Output-Constrained Decision Trees
This work addresses the need for feasible predictions in real-world applications by extending decision trees to handle constraints, though it is incremental as it builds on existing tree methods.
The paper tackled the problem of incorporating domain-specific constraints into decision trees for multi-target regression, introducing three new methods (M-OCRT, E-OCRT, EP-OCRT) and a random forest framework, and demonstrated that these approaches produce accurate and feasible predictions in computational studies on synthetic and industry datasets.

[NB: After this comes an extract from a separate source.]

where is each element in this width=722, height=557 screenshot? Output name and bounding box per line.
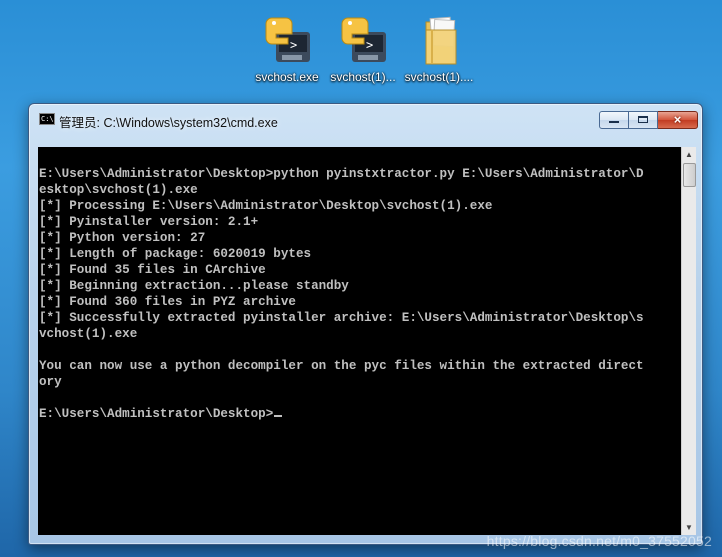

Incorporating domain-specific constraints into machine learning models is essential for generating predictions that are both accurate and feasible in real-world applications. This paper introduces new methods for training Output-Constrained Regression Trees (OCRT), addressing the limitations of traditional decision trees in constrained multi-target regression tasks. We propose three approaches: M-OCRT, which uses split-based mixed integer programming to enforce constraints; E-OCRT, which employs an exhaustive search for optimal splits and solves constrained prediction problems at each decision node; and EP-OCRT, which applies post-hoc constrained optimization to tree predictions. To illustrate their potential uses in ensemble learning, we also introduce a random forest framework working under convex feasible sets. We validate the proposed methods through a computational study both on synthetic and industry-driven hierarchical time series datasets. Our results demonstrate that imposing constraints on decision tree training results in accurate and feasible predictions.